The trouble is that leaving the same equals(...) implementation with a subclass could potentially break the reflexive, symmetric, or transitive properties of that equals(...) method. This is why languages with structural equality semantics don’t allow subclassing those structural types. By allowing subclasses of those structural types, it harms the semantics of the equality relation.

Equality and OO

Simply put, the idea of equality in an object-oriented context can often be a real mess. Consider avoiding customizing the equals(...) behavior, and use a different way to compare objects for “equality”. The Liskov substitution principle misleads this conversation because for many OO languages, you’re forced to expose an equals(...) method on your objects by inheritance. Be intentional about whether or not your classes need to be compared for equality by any other than the default technique (usually, reference equality).
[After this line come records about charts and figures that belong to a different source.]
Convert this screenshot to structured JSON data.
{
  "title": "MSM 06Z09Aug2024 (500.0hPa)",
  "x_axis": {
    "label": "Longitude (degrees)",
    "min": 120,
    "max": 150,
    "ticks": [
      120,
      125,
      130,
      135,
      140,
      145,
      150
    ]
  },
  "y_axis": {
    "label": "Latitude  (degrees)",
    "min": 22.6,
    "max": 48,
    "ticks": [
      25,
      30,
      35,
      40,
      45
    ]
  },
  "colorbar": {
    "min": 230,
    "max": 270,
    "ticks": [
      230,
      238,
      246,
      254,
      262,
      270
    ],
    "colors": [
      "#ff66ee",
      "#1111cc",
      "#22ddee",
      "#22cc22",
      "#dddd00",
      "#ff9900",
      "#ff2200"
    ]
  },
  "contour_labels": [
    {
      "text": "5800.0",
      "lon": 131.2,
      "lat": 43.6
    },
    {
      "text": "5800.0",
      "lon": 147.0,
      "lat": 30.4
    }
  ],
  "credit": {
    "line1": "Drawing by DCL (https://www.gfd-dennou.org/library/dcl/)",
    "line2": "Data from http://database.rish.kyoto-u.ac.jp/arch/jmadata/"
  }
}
My typical rules are:

  1. Avoid using the equals(...) method as a part of your classes’ semantics if possible; i.e. be willing to say “these classes aren’t meant to be compared for equality via the equals(...) method.”
  2. When forced to override equals(...), limit those cases, if possible, to value objects and not identity objects. Prevent subclasses (e.g. final or sealed) so that the equality semantics can be preserved: don’t let the set become ill-defined.
  3. Consider using an external comparison operation to test two instances of a class for their relationship. Often, “equals” is better expressed as “has the same ID” or “refers to the same absolute path.” Make those relationships explicit rather than hiding those subtleties behind the equals(...) method.
  4. Don’t try to be clever with equals(...).